Two immune responses are important for recovery after a heart attack — an acute inflammatory response that attracts leukocyte immune cells to remove dead tissue, followed by a resolving response that allows healing.
Failure of the resolving response can allow a persistent, low-grade nonresolving inflammation, which can lead to progressive acute or chronic heart failure. Despite medical advances, 2 to 17 percent of patients die within one year after a heart attack due to failure to resolve inflammation. More than 50 percent die within five years.
Using a mouse heart attack model, Ganesh Halade, Ph.D., and his University of Alabama at Birmingham colleagues have shown that knocking out one particular lipid-modifying enzyme, along with a short-term dietary excess of a certain lipid, can improve post-heart attack healing and clear inflammation. Halade, an assistant professor in the UAB Department of Medicine, hopes that future physicians will be able to use knowledge from studies like his to boost healing in patients after heart attacks and prevent heart failure.
“Our goal is healing, and we are reaching that goal,” he said of efforts in the UAB Division of Cardiovascular Medicine.
Why are lipids and lipid-modifying enzymes important in inflammation and resolving inflammation?

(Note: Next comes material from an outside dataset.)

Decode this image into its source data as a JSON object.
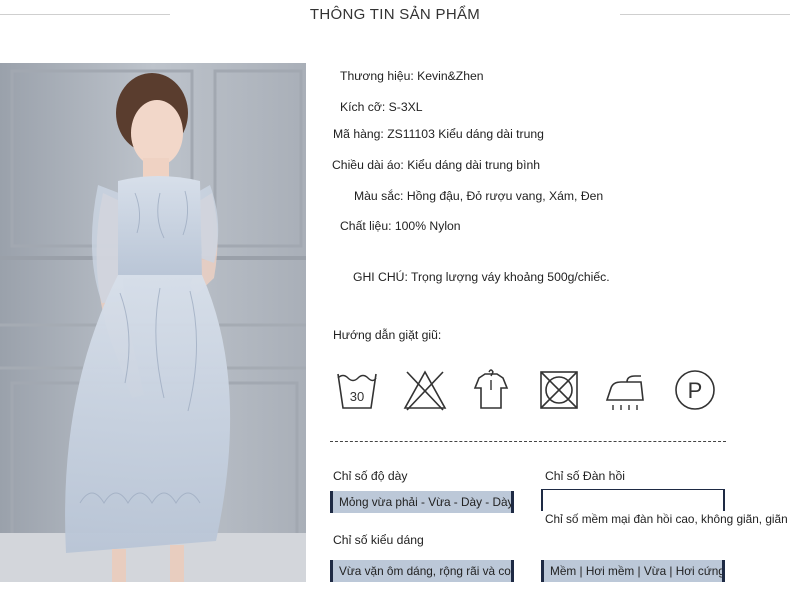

Three key lipid modifying enzymes in the body change the lipids into various signaling agents. Some of these signaling agents regulate the triggering of inflammation, and others promote the reparative pathway.
The lipids modified by the enzymes are two types of essential fatty acids that come from food, since mammals cannot synthesize them. One is n-6 or omega-6 fatty acids, and the other type is n-3 or omega-3 fatty acids. The balance of these two types is important.
The Mediterranean diet, with a near balance of omega-3 and omega-6 fatty acids, promotes heart health. The Western diet, with large amounts of omega-6 fatty acids that greatly exceed the levels of omega-3 fatty acids, can lead to heart disease.
“Our goal is healing, and we are reaching that goal.” —Ganesh Halade |
The three main lipid-modifying enzymes compete with each other to modify whatever fatty acids are available from the diet. So, Halade and colleagues asked, what will happen if we knock out one of the key enzymes, the 12/15 lipoxygenase?
They reasoned that this would increase the metabolites produced by the other two main enzymes, cyclooxygenase and cytochrome P450 because they no longer had to compete with 12/15 lipoxygenase for lipids to modify. This might be a benefit because those signaling lipids produced through the cyclooxygenase and cytochrome P450 pathways were already known to lead to major resolution promotion factors for post-heart attack healing.
The UAB researchers found that knocking out the 12/15 lipoxygenase and feeding the mice a short-term excess of polyunsaturated fatty acids led to increased leukocyte clearance after experimental heart attack, meaning less chronic inflammation. It also improved heart function, increased the levels of bioactive lipids during the reparative phase of healing, and led to higher levels of reparative cytokine markers. Additionally, the heart muscle showed less of the fibrosis that is a factor in heart failure.
Besides congestive heart failure, persistent inflammation aggravates a vicious cycle in many cardiovascular diseases, including atherogenesis, atheroprogression, atherosclerosis and peripheral artery disease.
Halade says further mechanistic studies are warranted to develop novel targets for treatment and to find therapies that support the onset of left ventricle healing and prevent heart failure pathology.
Halade is corresponding author of the paper, “Interaction of 12/15 lipoxygenase with fatty acids alters the leukocyte kinetics leading to improved post-myocardial infarction healing,” published in Heart and Circulatory Physiology, a journal of the American Physiological Society.
Besides Halade, co-authors are Vasundhara Kain, Ph.D., Kevin A. Ingle and Sumanth D. Prabhu, M.D., UAB Division of Cardiovascular Disease.
Prabhu is director of the UAB Division of Cardiovascular Disease and the UAB Comprehensive Cardiovascular Center. He holds the Mary G. Waters Chair of Cardiovascular Medicine.